When will a trend reversal rebound appear?
The caution regarding the 'perfect storm' must ease. Caution about stagflation must ease and volatility must decrease.
For this, a US-Saudi agreement or regulatory easing to address oil supply uncertainties is needed. Additionally, companies must report better-than-expected earnings to improve lowered guidance and consensus. Furthermore, confirmation of a peak in inflation and signs of fundamental improvement in US companies are necessary. Until then, repeated fluctuations are expected to continue.
If additional purchases are made, should they be US stocks?
US indices are expected to have strong long-term growth potential. However, if the Biden administration does not improve its response to oil prices, short-term growth potential will be limited. Conversely, Japan has many companies that could improve earnings due to yen weakness and easing of COVID-19 restrictions.
When volatility in exchange rates and interest rates eases and meaningful earnings-based growth is possible, US indices are expected to have strong growth potential. However, in the short term, investing in Japan can be considered as a response strategy.
What companies should be considered to increase the proportion of US stocks?
Factors that increased market volatility in the first half of this year have not been resolved. Since volatility is expected to continue in the second half, a 'barbell strategy' is recommended.

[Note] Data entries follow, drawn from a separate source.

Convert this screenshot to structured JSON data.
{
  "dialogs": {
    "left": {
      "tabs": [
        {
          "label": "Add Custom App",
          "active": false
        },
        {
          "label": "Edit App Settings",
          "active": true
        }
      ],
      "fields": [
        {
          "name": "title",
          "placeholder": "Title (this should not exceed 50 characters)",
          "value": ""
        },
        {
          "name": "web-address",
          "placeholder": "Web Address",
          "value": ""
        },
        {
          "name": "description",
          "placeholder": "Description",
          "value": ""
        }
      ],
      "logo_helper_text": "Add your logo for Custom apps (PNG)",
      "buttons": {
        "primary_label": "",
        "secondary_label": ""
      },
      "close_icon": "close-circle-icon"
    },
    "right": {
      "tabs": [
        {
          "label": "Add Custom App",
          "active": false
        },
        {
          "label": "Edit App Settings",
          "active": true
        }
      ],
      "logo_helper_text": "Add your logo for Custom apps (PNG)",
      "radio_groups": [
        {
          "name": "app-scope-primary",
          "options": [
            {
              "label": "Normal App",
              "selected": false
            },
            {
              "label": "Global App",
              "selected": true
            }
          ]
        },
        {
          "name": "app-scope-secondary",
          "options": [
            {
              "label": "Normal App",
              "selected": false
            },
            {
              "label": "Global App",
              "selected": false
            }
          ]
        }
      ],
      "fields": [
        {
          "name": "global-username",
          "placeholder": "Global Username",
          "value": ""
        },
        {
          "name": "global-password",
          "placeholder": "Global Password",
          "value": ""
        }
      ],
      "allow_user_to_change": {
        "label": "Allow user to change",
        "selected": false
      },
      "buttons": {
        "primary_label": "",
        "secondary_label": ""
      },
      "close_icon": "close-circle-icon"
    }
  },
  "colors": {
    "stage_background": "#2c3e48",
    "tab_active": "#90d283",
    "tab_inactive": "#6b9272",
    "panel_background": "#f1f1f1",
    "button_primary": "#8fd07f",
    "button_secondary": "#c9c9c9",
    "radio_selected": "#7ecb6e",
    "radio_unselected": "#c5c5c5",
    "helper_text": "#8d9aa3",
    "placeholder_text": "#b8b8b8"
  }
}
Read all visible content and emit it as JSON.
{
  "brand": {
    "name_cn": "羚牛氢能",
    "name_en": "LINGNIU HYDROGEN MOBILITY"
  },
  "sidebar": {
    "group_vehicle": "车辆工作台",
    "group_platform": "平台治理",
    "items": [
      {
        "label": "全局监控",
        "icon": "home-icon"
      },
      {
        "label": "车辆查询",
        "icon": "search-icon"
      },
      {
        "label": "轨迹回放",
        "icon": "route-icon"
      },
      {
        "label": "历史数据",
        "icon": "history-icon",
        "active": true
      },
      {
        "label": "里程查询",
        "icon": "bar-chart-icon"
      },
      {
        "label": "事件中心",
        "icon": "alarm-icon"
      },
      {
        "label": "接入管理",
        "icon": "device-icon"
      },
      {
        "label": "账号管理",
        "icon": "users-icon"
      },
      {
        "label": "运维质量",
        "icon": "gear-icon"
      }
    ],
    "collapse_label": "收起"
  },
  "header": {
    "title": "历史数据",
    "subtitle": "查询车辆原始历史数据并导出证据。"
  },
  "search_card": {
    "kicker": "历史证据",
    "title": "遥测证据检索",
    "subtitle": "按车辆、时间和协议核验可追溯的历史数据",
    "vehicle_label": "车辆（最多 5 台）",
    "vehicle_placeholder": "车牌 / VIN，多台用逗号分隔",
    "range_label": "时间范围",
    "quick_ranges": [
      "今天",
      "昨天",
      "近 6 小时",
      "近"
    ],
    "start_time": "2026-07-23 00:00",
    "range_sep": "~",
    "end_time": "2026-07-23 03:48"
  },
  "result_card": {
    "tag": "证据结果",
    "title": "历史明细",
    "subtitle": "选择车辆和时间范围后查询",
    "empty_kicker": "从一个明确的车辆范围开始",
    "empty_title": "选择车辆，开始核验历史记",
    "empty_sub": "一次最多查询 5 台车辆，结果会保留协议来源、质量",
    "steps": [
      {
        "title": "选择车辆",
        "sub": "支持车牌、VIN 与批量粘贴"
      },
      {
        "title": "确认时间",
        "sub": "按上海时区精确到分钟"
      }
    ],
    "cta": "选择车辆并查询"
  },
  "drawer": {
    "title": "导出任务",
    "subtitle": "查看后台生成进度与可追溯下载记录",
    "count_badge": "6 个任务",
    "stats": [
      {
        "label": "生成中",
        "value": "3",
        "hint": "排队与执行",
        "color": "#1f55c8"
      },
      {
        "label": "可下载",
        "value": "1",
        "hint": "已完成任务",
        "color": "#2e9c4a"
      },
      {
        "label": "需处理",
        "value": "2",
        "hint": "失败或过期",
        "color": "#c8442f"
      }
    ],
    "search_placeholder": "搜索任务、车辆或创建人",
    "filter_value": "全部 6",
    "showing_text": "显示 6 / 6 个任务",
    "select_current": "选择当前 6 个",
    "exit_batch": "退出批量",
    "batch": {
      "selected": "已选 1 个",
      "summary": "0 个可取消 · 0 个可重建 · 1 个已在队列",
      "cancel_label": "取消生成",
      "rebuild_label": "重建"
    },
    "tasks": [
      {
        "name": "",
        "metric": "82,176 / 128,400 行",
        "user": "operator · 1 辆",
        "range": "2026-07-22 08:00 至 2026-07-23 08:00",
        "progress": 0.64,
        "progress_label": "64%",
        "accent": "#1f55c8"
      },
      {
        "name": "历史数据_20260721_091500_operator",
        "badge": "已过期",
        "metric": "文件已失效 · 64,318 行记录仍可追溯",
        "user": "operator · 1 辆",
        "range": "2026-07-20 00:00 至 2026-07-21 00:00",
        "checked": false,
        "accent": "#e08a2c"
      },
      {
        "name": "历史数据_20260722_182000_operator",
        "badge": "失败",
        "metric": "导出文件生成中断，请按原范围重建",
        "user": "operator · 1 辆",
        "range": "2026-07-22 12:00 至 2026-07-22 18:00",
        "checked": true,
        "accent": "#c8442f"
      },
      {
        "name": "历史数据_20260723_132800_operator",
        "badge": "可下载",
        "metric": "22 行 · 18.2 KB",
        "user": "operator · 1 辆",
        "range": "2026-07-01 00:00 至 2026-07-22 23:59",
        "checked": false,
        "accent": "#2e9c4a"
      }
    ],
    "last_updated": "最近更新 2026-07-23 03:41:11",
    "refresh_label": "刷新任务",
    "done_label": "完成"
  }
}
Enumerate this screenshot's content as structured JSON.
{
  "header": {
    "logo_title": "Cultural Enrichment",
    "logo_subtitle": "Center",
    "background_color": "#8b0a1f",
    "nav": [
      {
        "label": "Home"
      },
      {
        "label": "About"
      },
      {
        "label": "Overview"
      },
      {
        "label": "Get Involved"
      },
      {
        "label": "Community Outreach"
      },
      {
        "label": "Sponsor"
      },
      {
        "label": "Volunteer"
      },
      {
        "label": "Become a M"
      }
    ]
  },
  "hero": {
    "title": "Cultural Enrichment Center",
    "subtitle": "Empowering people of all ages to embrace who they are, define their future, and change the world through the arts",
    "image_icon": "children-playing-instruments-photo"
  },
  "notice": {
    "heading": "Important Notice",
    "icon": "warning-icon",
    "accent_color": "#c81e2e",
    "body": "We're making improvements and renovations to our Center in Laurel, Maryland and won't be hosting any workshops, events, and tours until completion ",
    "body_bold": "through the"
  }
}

This involves diversifying between sectors and companies with growing demand in the mid- to long-term and defensive companies.
Defensive companies typically include essential consumer goods firms. Due to corrections in Walmart and Target, the entire essential consumer goods sector fell 9% month-over-month, the second-largest drop after cyclical consumer goods. These companies’ valuation burdens have eased due to last month’s correction, and they have historically had a high probability of rising even during economic slowdowns and recessions, making entry less burdensome. However, since these companies benefited from COVID-19, growth may slow compared to last year.
What can be done now to decide on a response?
It is understandable to be cautious. If making any decision is difficult, it is not too late to first check the cluster of monetary policy meetings scheduled this week before deciding.
Besides monetary policy meetings, the NATO summit at the end of this month should be watched carefully. It could increase international conflicts and commodity supply volatility. President Joe Biden’s visit to Saudi Arabia should also be monitored. This visit could clarify the direction of oil supply in an environment where oil production needs to increase to support countries reducing dependence on Russian commodities. The possibility of China’s re-lockdown should also be observed, as it could exacerbate supply chain issues for IT companies and increase oil price volatility due to economic slowdown.
It is beneficial to check these factors first before making decisions.